A new research and development group to be called Shenzhen BYD Daimler New Technology Company will get an initial investment of around 600 million yuan (€71 million), a Daimler statement said.
“We are well-placed with our new joint venture to make the most of China’s enormous potential in electro-mobility,” Daimler Chairman Dieter Zetsche said.
The world’s oldest automaker and one of the youngest aim to market the vehicle under a new jointly owned brand, merging their technological know-how for China’s fast expanding urban market. Around 16 million autos are currently sold across the country each year.
Launched just seven years ago, BYD Auto now claims to be the sixth biggest car maker in China and its future plans are focused on electric or hybrid vehicles, building on the experience of its battery-making parent group.

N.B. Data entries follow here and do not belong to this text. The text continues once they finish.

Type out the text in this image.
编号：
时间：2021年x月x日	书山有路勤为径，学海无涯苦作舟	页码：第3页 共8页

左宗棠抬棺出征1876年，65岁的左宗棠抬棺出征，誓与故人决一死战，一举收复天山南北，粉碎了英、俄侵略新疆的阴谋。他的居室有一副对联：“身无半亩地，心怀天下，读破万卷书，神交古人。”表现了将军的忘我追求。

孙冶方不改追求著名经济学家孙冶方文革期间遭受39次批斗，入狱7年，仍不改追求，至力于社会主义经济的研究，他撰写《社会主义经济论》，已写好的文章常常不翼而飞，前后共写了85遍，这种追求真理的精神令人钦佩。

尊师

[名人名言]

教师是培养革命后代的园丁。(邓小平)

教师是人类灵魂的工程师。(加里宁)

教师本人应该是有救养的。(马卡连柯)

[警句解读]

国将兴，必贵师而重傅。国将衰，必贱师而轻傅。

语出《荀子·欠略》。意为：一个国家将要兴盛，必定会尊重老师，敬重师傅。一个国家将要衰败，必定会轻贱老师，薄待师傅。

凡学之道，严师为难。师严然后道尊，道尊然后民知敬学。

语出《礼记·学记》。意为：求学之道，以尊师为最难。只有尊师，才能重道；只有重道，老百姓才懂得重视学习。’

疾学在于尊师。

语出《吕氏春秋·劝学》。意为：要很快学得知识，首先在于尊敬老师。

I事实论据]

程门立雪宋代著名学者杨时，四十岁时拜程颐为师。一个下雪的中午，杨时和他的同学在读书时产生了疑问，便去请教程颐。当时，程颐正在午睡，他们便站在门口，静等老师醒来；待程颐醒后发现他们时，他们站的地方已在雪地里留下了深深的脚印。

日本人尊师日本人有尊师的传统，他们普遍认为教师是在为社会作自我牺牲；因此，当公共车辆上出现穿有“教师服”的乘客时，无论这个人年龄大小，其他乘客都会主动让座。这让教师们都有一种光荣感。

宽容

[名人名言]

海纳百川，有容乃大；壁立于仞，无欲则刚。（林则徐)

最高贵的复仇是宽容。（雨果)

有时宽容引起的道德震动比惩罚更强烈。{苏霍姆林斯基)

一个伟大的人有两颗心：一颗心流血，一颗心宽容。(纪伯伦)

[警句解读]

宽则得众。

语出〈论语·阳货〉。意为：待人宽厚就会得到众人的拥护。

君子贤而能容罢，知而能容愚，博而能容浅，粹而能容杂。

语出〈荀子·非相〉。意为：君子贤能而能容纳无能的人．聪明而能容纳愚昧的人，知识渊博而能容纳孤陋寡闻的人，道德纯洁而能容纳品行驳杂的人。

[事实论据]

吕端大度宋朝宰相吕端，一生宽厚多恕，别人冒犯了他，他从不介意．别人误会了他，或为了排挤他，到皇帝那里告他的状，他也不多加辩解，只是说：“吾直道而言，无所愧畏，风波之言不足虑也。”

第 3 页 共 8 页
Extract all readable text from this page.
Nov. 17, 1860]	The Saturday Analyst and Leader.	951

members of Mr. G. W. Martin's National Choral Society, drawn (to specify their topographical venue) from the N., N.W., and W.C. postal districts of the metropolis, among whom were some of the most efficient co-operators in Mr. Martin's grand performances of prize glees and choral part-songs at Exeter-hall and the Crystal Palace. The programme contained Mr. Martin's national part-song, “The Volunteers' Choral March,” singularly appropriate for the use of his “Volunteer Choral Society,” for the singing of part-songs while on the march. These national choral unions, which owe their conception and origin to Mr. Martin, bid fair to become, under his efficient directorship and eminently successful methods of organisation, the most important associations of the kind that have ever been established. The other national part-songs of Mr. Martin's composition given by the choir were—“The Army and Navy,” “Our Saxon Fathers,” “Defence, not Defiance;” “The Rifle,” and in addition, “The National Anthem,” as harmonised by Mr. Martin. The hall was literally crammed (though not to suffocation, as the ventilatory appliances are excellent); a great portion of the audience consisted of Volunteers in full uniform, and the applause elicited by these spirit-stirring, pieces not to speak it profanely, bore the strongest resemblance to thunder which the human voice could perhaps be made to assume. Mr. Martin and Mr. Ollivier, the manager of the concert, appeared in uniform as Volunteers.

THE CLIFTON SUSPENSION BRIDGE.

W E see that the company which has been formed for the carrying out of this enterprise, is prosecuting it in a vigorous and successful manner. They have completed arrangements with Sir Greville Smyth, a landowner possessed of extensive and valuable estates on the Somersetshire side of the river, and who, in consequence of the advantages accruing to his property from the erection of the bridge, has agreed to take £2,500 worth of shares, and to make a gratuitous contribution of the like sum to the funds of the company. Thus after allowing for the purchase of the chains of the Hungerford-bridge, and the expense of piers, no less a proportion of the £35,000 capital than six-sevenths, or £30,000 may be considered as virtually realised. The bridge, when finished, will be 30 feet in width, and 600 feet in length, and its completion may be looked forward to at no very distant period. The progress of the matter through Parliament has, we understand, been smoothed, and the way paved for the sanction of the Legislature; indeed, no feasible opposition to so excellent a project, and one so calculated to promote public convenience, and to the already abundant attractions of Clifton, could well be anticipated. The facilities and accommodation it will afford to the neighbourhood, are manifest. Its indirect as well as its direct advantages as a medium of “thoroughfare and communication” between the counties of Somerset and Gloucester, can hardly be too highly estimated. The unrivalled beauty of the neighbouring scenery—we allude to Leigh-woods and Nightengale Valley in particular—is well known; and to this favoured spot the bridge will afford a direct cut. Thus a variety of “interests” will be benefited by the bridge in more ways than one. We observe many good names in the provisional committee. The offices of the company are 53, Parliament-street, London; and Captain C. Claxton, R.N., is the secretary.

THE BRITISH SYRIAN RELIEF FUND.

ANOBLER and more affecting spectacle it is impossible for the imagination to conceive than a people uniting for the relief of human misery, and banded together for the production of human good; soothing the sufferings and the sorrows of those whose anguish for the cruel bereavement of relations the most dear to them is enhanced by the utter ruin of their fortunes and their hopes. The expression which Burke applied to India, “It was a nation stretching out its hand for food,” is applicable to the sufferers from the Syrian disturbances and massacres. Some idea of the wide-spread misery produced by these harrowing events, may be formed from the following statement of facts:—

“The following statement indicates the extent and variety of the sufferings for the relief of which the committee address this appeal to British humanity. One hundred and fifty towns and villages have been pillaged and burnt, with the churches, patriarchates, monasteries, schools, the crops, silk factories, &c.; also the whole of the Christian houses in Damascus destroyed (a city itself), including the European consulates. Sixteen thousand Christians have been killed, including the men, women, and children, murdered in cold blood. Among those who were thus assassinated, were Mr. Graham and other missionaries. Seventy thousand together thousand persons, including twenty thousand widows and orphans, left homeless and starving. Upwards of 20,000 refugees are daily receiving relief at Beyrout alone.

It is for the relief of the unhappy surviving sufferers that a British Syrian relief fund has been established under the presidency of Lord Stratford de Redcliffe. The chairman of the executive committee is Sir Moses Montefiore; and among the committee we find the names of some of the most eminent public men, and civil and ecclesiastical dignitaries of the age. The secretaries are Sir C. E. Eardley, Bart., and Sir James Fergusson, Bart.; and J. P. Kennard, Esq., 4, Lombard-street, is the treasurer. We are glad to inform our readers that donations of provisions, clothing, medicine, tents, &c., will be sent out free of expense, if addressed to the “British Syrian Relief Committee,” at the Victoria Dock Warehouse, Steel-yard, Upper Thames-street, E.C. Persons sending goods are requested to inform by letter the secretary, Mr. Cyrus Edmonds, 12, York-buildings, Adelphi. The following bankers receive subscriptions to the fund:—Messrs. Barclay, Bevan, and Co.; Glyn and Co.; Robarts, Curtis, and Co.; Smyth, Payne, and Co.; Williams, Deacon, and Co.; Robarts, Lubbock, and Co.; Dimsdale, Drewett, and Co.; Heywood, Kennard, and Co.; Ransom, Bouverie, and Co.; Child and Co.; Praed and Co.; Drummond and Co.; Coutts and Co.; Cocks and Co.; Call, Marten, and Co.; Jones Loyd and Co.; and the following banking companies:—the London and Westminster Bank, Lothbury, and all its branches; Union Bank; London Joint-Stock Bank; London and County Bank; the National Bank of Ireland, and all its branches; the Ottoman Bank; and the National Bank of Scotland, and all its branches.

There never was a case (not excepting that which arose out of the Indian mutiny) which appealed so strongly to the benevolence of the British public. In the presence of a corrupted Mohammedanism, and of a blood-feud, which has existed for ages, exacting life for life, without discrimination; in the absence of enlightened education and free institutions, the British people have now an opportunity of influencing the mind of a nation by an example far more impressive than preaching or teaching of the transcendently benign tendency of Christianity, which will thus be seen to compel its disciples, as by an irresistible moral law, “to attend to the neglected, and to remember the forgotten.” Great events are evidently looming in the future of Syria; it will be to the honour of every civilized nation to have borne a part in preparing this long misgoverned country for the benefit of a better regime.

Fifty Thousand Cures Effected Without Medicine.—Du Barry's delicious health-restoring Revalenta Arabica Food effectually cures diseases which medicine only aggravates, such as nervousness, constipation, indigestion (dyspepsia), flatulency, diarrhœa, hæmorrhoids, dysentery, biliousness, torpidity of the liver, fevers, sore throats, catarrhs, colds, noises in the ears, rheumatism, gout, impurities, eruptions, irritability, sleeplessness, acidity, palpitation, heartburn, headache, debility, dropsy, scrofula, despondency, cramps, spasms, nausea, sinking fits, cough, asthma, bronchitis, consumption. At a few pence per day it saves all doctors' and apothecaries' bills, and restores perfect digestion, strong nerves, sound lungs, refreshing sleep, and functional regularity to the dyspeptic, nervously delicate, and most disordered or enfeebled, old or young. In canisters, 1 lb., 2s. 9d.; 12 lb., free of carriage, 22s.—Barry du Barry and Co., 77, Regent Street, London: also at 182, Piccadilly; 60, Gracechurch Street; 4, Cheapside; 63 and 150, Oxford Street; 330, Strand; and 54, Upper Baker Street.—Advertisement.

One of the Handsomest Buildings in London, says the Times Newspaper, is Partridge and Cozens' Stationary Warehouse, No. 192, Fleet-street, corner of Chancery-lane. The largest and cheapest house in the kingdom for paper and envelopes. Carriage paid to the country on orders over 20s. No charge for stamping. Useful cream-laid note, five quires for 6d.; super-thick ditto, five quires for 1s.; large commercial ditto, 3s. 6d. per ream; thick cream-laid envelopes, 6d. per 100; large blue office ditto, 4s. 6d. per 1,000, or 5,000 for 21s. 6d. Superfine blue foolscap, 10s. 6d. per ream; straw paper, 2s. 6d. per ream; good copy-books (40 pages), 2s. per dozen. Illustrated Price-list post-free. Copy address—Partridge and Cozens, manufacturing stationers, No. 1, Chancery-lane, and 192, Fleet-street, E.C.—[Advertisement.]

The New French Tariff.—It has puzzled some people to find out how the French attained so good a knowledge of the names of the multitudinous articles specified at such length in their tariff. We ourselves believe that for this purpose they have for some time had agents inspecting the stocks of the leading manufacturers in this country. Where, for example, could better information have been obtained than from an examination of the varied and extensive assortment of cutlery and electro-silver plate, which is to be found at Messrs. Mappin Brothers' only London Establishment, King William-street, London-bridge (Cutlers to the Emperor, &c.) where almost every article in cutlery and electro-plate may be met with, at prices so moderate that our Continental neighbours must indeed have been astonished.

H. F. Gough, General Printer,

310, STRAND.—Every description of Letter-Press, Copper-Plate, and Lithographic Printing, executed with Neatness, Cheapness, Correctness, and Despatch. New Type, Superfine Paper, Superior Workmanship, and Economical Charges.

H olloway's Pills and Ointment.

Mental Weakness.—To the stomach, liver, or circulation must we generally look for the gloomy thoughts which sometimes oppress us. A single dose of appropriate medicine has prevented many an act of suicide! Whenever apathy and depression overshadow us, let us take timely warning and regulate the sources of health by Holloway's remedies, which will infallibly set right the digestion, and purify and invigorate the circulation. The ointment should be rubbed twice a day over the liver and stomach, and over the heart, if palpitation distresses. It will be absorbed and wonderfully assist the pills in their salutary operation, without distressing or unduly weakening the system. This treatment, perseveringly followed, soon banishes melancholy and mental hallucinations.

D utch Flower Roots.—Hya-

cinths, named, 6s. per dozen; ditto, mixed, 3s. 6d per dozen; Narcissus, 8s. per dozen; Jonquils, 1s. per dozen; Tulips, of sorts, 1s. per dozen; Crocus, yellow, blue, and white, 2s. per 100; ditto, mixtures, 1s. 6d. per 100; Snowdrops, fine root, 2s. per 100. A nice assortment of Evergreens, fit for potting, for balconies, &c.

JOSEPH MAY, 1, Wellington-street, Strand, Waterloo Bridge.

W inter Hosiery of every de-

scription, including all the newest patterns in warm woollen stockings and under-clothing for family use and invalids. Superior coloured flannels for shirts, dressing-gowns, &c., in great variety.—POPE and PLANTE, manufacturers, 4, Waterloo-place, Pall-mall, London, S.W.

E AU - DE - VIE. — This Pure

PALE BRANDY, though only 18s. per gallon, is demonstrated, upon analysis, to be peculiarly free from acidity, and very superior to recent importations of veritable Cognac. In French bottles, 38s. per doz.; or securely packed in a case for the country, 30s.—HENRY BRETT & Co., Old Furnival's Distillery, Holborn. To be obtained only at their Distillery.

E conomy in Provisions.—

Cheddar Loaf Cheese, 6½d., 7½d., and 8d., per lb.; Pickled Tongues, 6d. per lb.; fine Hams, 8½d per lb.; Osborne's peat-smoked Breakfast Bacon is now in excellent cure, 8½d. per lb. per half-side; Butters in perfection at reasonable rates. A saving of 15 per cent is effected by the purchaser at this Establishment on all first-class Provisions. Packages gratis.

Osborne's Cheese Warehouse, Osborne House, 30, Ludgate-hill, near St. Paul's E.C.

The Chinese firm has begun to sell its electric E6 model as a taxi in Shenzhen and aims to distribute the car in Europe in 2011. US billionaire Warren Buffett holds a stake of 10 percent in the Chinese company.
Daimler, which made one of the first cars in the world in the 19th century, is the parent company of brands Mercedes and Smart.
It recently started testing electric-vehicle technology on the road in Berlin with a local power company and has also taken a stake in the US electric sports car specialist Tesla.
Some analysts are sceptical about the short-term prospects for electric cars because of the current technical limits on the range of purely battery-powered vehicles, their cost, and the lack of a network of roadside power points.
Others argue for their environmental advantages and point to the growing commitment by policymakers and the auto industry to the technology.